Goal: make transforms testable as equivalence/near-equivalence claims.

Tasks:

- Add transform invariant metadata.
- Record which facts should be preserved and which facts may change.
- Provide helpers to compare original/transformed facts.
- Support EMI-style equivalent variants such as wrapping in `if true`, identity cases, alias rewrites, helper extraction/inlining, and independent assignment reordering.

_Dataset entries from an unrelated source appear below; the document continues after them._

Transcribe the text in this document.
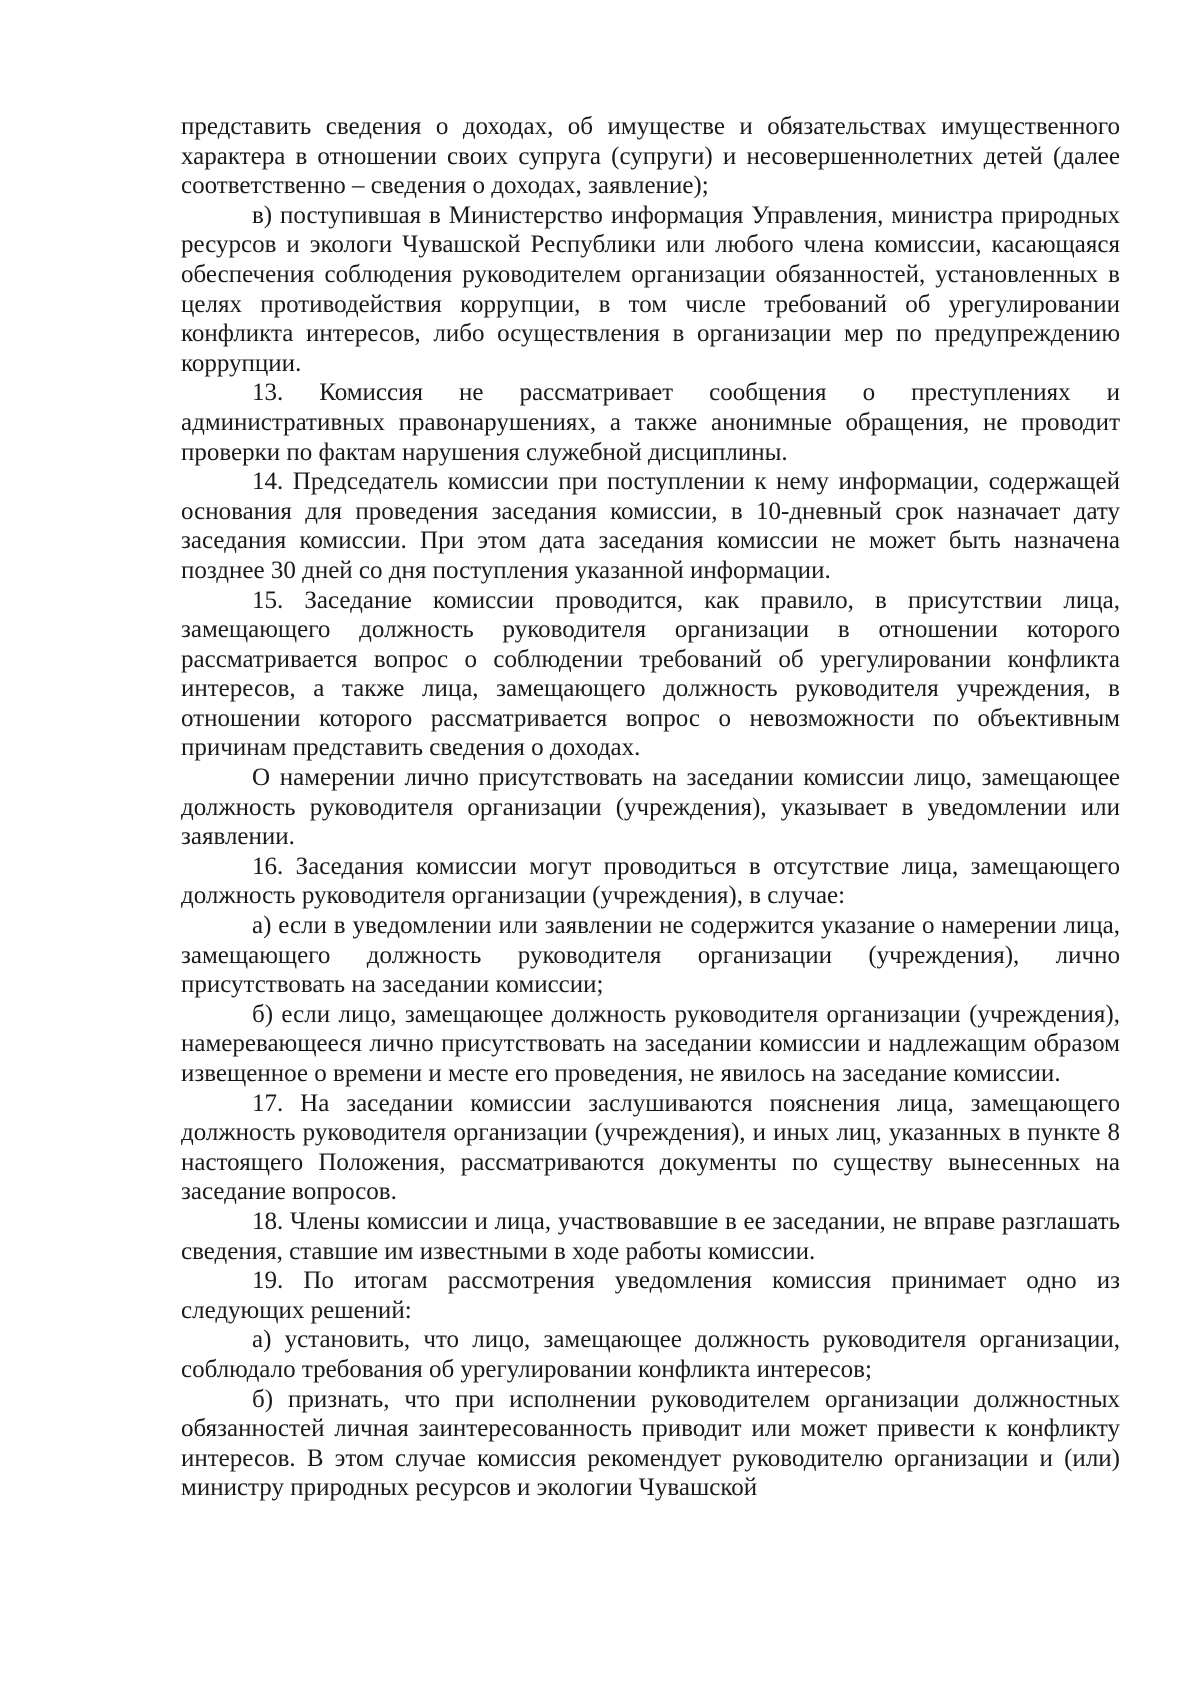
представить сведения о доходах, об имуществе и обязательствах имущественного характера в отношении своих супруга (супруги) и несовершеннолетних детей (далее соответственно – сведения о доходах, заявление);

в) поступившая в Министерство информация Управления, министра природных ресурсов и экологи Чувашской Республики или любого члена комиссии, касающаяся обеспечения соблюдения руководителем организации обязанностей, установленных в целях противодействия коррупции, в том числе требований об урегулировании конфликта интересов, либо осуществления в организации мер по предупреждению коррупции.

13. Комиссия не рассматривает сообщения о преступлениях и административных правонарушениях, а также анонимные обращения, не проводит проверки по фактам нарушения служебной дисциплины.

14. Председатель комиссии при поступлении к нему информации, содержащей основания для проведения заседания комиссии, в 10-дневный срок назначает дату заседания комиссии. При этом дата заседания комиссии не может быть назначена позднее 30 дней со дня поступления указанной информации.

15. Заседание комиссии проводится, как правило, в присутствии лица, замещающего должность руководителя организации в отношении которого рассматривается вопрос о соблюдении требований об урегулировании конфликта интересов, а также лица, замещающего должность руководителя учреждения, в отношении которого рассматривается вопрос о невозможности по объективным причинам представить сведения о доходах.

О намерении лично присутствовать на заседании комиссии лицо, замещающее должность руководителя организации (учреждения), указывает в уведомлении или заявлении.

16. Заседания комиссии могут проводиться в отсутствие лица, замещающего должность руководителя организации (учреждения), в случае:

а) если в уведомлении или заявлении не содержится указание о намерении лица, замещающего должность руководителя организации (учреждения), лично присутствовать на заседании комиссии;

б) если лицо, замещающее должность руководителя организации (учреждения), намеревающееся лично присутствовать на заседании комиссии и надлежащим образом извещенное о времени и месте его проведения, не явилось на заседание комиссии.

17. На заседании комиссии заслушиваются пояснения лица, замещающего должность руководителя организации (учреждения), и иных лиц, указанных в пункте 8 настоящего Положения, рассматриваются документы по существу вынесенных на заседание вопросов.

18. Члены комиссии и лица, участвовавшие в ее заседании, не вправе разглашать сведения, ставшие им известными в ходе работы комиссии.

19. По итогам рассмотрения уведомления комиссия принимает одно из следующих решений:

а) установить, что лицо, замещающее должность руководителя организации, соблюдало требования об урегулировании конфликта интересов;

б) признать, что при исполнении руководителем организации должностных обязанностей личная заинтересованность приводит или может привести к конфликту интересов. В этом случае комиссия рекомендует руководителю организации и (или) министру природных ресурсов и экологии Чувашской
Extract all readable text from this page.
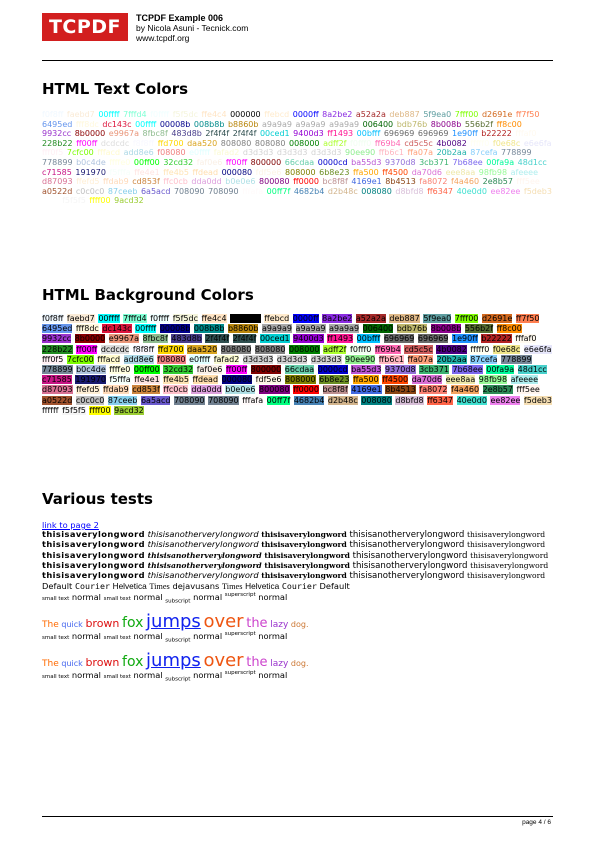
TCPDF	TCPDF Example 006
by Nicola Asuni - Tecnick.com
www.tcpdf.org
HTML Text Colors
f0f8ff faebd7 00ffff 7fffd4 f0ffff f5f5dc ffe4c4 000000 ffebcd 0000ff 8a2be2 a52a2a deb887 5f9ea0 7fff00 d2691e ff7f50 6495ed fff8dc dc143c 00ffff 00008b 008b8b b8860b a9a9a9 a9a9a9 a9a9a9 006400 bdb76b 8b008b 556b2f ff8c00 9932cc 8b0000 e9967a 8fbc8f 483d8b 2f4f4f 2f4f4f 00ced1 9400d3 ff1493 00bfff 696969 696969 1e90ff b22222 fffaf0 228b22 ff00ff dcdcdc f8f8ff ffd700 daa520 808080 808080 008000 adff2f f0fff0 ff69b4 cd5c5c 4b0082 fffff0 f0e68c e6e6fa fff0f5 7cfc00 fffacd add8e6 f08080 e0ffff fafad2 d3d3d3 d3d3d3 d3d3d3 90ee90 ffb6c1 ffa07a 20b2aa 87cefa 778899 778899 b0c4de ffffe0 00ff00 32cd32 faf0e6 ff00ff 800000 66cdaa 0000cd ba55d3 9370d8 3cb371 7b68ee 00fa9a 48d1cc c71585 191970 f5fffa ffe4e1 ffe4b5 ffdead 000080 fdf5e6 808000 6b8e23 ffa500 ff4500 da70d6 eee8aa 98fb98 afeeee d87093 ffefd5 ffdab9 cd853f ffc0cb dda0dd b0e0e6 800080 ff0000 bc8f8f 4169e1 8b4513 fa8072 f4a460 2e8b57 fff5ee a0522d c0c0c0 87ceeb 6a5acd 708090 708090 fffafa 00ff7f 4682b4 d2b48c 008080 d8bfd8 ff6347 40e0d0 ee82ee f5deb3 ffffff f5f5f5 ffff00 9acd32
HTML Background Colors
f0f8ff faebd7 00ffff 7fffd4 f0ffff f5f5dc ffe4c4 000000 ffebcd 0000ff 8a2be2 a52a2a deb887 5f9ea0 7fff00 d2691e ff7f50 6495ed fff8dc dc143c 00ffff 00008b 008b8b b8860b a9a9a9 a9a9a9 a9a9a9 006400 bdb76b 8b008b 556b2f ff8c00 9932cc 8b0000 e9967a 8fbc8f 483d8b 2f4f4f 2f4f4f 00ced1 9400d3 ff1493 00bfff 696969 696969 1e90ff b22222 fffaf0 228b22 ff00ff dcdcdc f8f8ff ffd700 daa520 808080 808080 008000 adff2f f0fff0 ff69b4 cd5c5c 4b0082 fffff0 f0e68c e6e6fa fff0f5 7cfc00 fffacd add8e6 f08080 e0ffff fafad2 d3d3d3 d3d3d3 d3d3d3 90ee90 ffb6c1 ffa07a 20b2aa 87cefa 778899 778899 b0c4de ffffe0 00ff00 32cd32 faf0e6 ff00ff 800000 66cdaa 0000cd ba55d3 9370d8 3cb371 7b68ee 00fa9a 48d1cc c71585 191970 f5fffa ffe4e1 ffe4b5 ffdead 000080 fdf5e6 808000 6b8e23 ffa500 ff4500 da70d6 eee8aa 98fb98 afeeee d87093 ffefd5 ffdab9 cd853f ffc0cb dda0dd b0e0e6 800080 ff0000 bc8f8f 4169e1 8b4513 fa8072 f4a460 2e8b57 fff5ee a0522d c0c0c0 87ceeb 6a5acd 708090 708090 fffafa 00ff7f 4682b4 d2b48c 008080 d8bfd8 ff6347 40e0d0 ee82ee f5deb3 ffffff f5f5f5 ffff00 9acd32
Various tests
link to page 2
thisisaverylongword thisisanotherverylongword thisisaverylongword thisisanotherverylongword thisisaverylongword thisisaverylongword thisisanotherverylongword thisisaverylongword thisisanotherverylongword thisisaverylongword thisisaverylongword thisisanotherverylongword thisisaverylongword thisisanotherverylongword thisisaverylongword thisisaverylongword thisisanotherverylongword thisisaverylongword thisisanotherverylongword thisisaverylongword thisisaverylongword thisisanotherverylongword thisisaverylongword thisisanotherverylongword thisisaverylongword
Default Courier Helvetica Times dejavusans Times Helvetica Courier Default
small text normal small text normal $_{subscript}$ normal $^{superscript}$ normal
The quick brown fox jumps over the lazy dog.
small text normal small text normal $_{subscript}$ normal $^{superscript}$ normal
The quick brown fox jumps over the lazy dog.
small text normal small text normal $_{subscript}$ normal $^{superscript}$ normal
page 4 / 6
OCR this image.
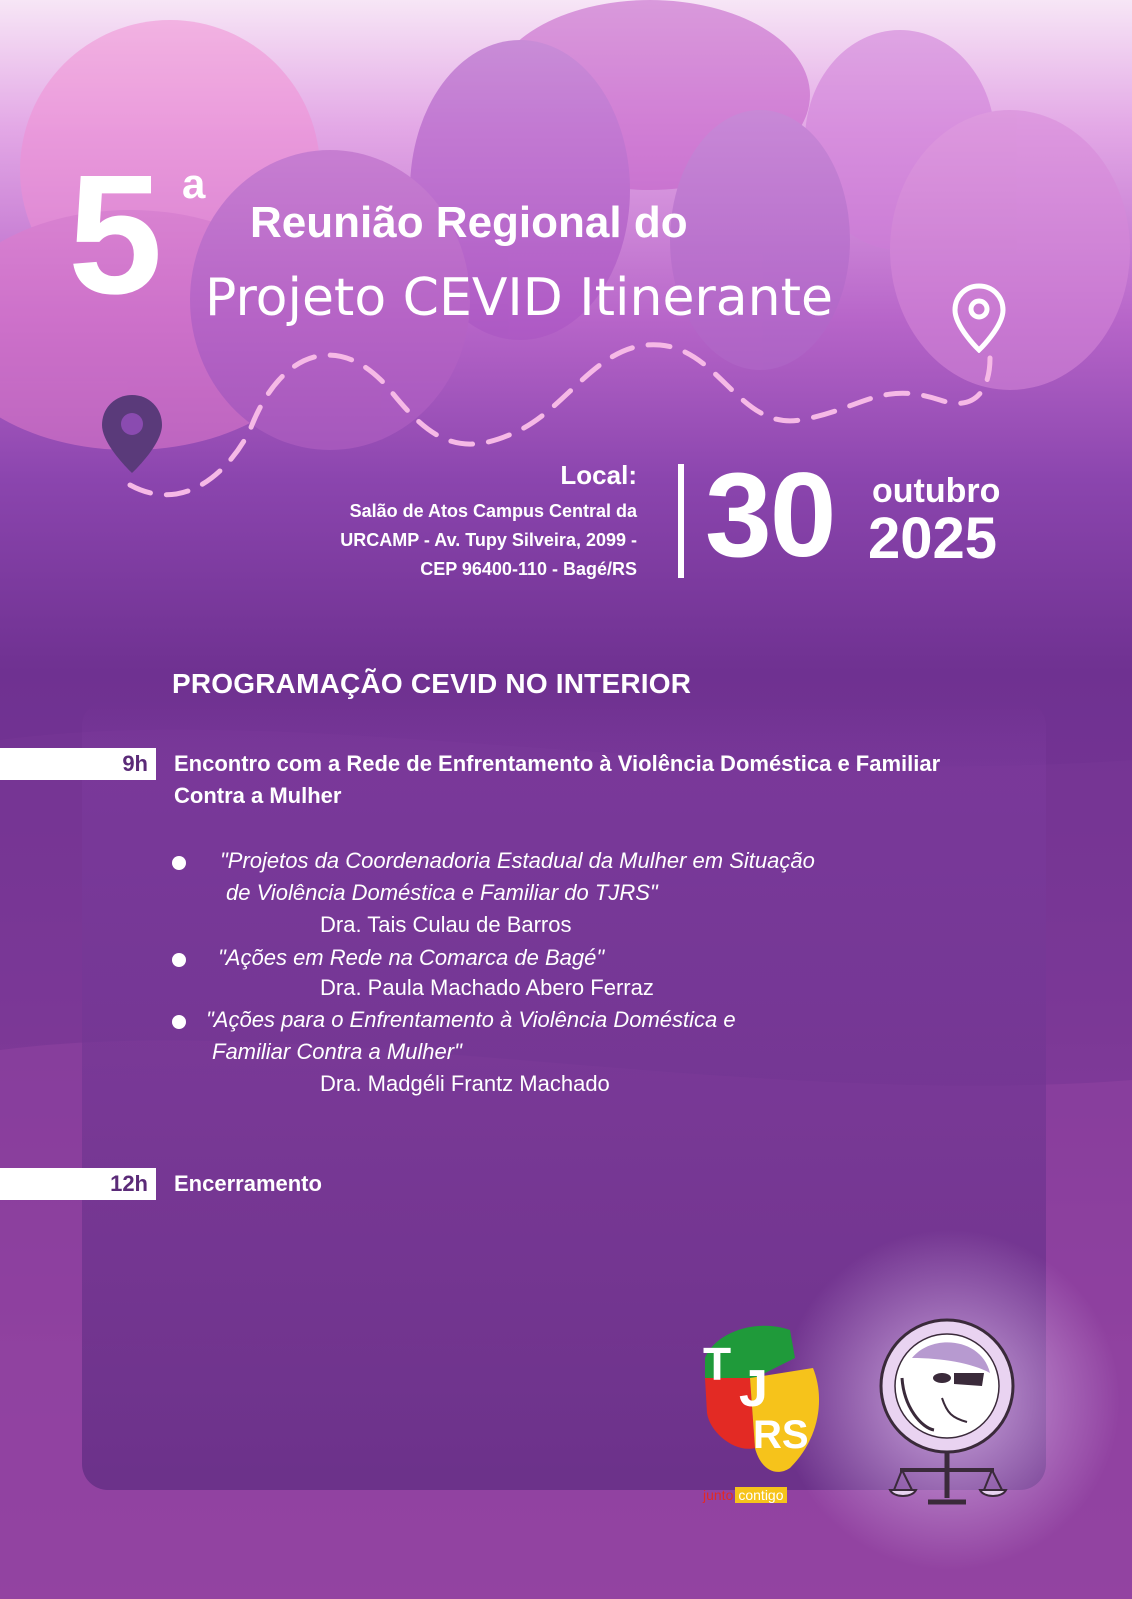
5 a
Reunião Regional do
Projeto CEVID Itinerante
Local:
Salão de Atos Campus Central da
URCAMP - Av. Tupy Silveira, 2099 -
CEP 96400-110 - Bagé/RS 30 outubro
2025
PROGRAMAÇÃO CEVID NO INTERIOR
9h	Encontro com a Rede de Enfrentamento à Violência Doméstica e Familiar Contra a Mulher
"Projetos da Coordenadoria Estadual da Mulher em Situação
de Violência Doméstica e Familiar do TJRS"
Dra. Tais Culau de Barros
"Ações em Rede na Comarca de Bagé"
Dra. Paula Machado Abero Ferraz
"Ações para o Enfrentamento à Violência Doméstica e
Familiar Contra a Mulher"
Dra. Madgéli Frantz Machado
12h	Encerramento
T J
RS
junto contigo
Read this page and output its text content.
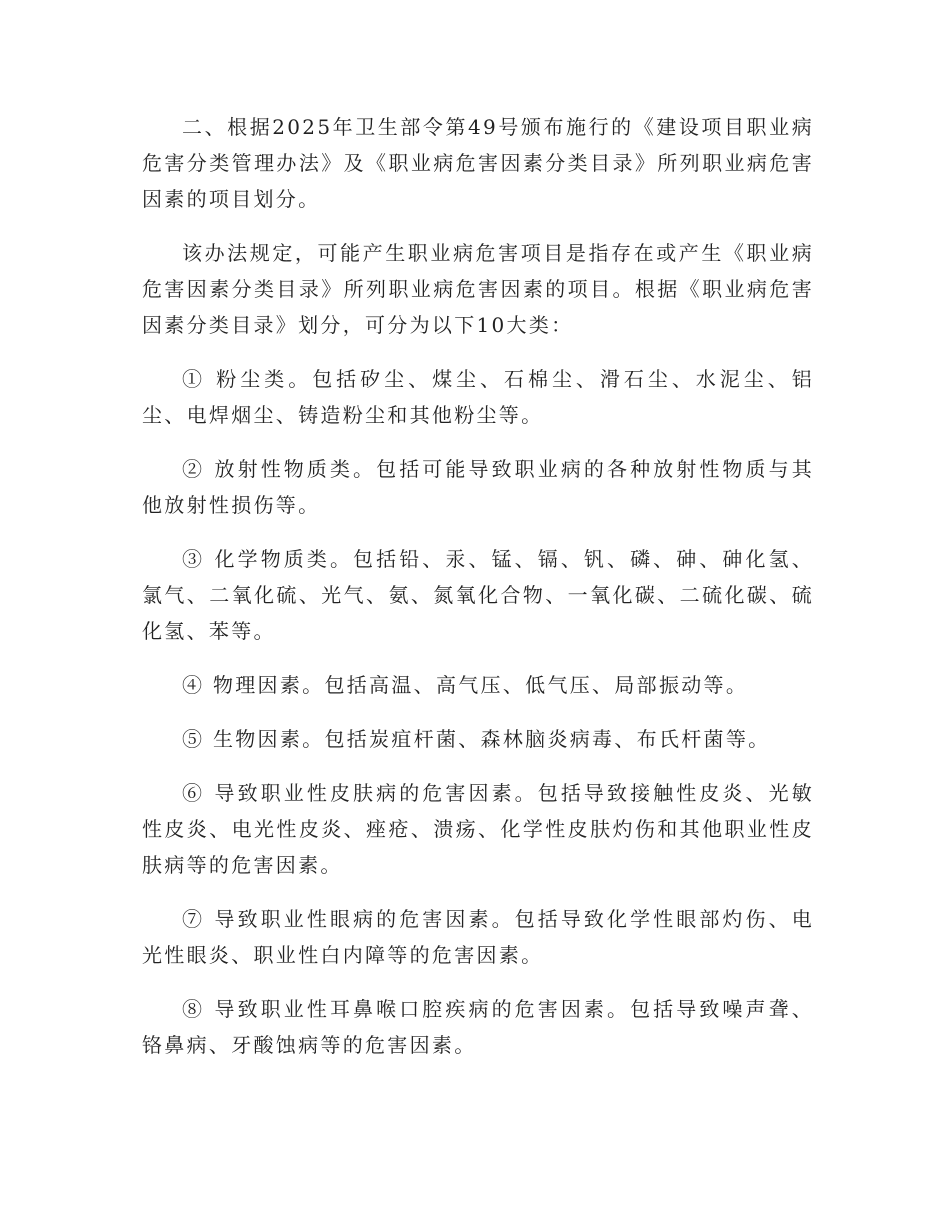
二、根据2025年卫生部令第49号颁布施行的《建设项目职业病危害分类管理办法》及《职业病危害因素分类目录》所列职业病危害因素的项目划分。

该办法规定，可能产生职业病危害项目是指存在或产生《职业病危害因素分类目录》所列职业病危害因素的项目。根据《职业病危害因素分类目录》划分，可分为以下10大类：

① 粉尘类。包括矽尘、煤尘、石棉尘、滑石尘、水泥尘、铝尘、电焊烟尘、铸造粉尘和其他粉尘等。

② 放射性物质类。包括可能导致职业病的各种放射性物质与其他放射性损伤等。

③ 化学物质类。包括铅、汞、锰、镉、钒、磷、砷、砷化氢、氯气、二氧化硫、光气、氨、氮氧化合物、一氧化碳、二硫化碳、硫化氢、苯等。

④ 物理因素。包括高温、高气压、低气压、局部振动等。

⑤ 生物因素。包括炭疽杆菌、森林脑炎病毒、布氏杆菌等。

⑥ 导致职业性皮肤病的危害因素。包括导致接触性皮炎、光敏性皮炎、电光性皮炎、痤疮、溃疡、化学性皮肤灼伤和其他职业性皮肤病等的危害因素。

⑦ 导致职业性眼病的危害因素。包括导致化学性眼部灼伤、电光性眼炎、职业性白内障等的危害因素。

⑧ 导致职业性耳鼻喉口腔疾病的危害因素。包括导致噪声聋、铬鼻病、牙酸蚀病等的危害因素。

### Phase 14 — richer Elixir subset

Goal: broaden generated Elixir while keeping known facts.

Tasks:

- Add guards.
- Add `try/rescue/after`.
- Add `receive`.
- Add comprehensions.
- Add protocols.
- Add structs and nested updates.
- Add default arguments.
- Add alias/import/require combinations.
- Add macro-generated functions.
- Add OTP/GenServer modules.
- Add Phoenix/Ecto-style DSL fixtures.
- Add Erlang source layouts.

### Phase 15 — differential testing

Goal: compare analyzers or analyzer versions.

Tasks:

- Compare Reach source frontend vs BEAM frontend.
- Compare current Reach vs previous release.
- Compare canonical CLI JSON vs internal APIs.
- Allow users to register multiple analyzer adapters.
- Save disagreement repros to corpus.

### Phase 16 — corpus promotion

Goal: turn generated failures into stable regression fixtures.

Tasks:

- Promote minimized failures into named corpus entries.
- Store failure metadata, analyzer command, expected mismatch, and minimized seed/options.
- Add replay helpers that run analyzers against saved corpus entries.
- Support CI-friendly corpus subsets.

## Remaining work

- Keep expanding Reach integration coverage as ProgramFacts grows.
- Keep enriching model-first generation with more renderer backends.
- Expand `ProgramFacts.Graph` for analyzer differential comparisons.
- More powerful shrinking/minimization: remove branches/edges and use source-aware structural reductions beyond isolated modules.
- Erlang source layout generation.
- Broader Elixir syntax: protocols, macros, richer alias/import/require combinations, Phoenix/Ecto-style DSL fixtures, and deeper variants of guards, try/rescue/after, receive, comprehensions, structs, and default args.
- Richer source locations for nested/generated constructs and macro-expanded code.
- Analyzer coverage-guided search adapters.
- Richer metamorphic transform invariant specifications.
- Differential testing adapters for real analyzers and version comparisons, built on `ProgramFacts.Analyzer`.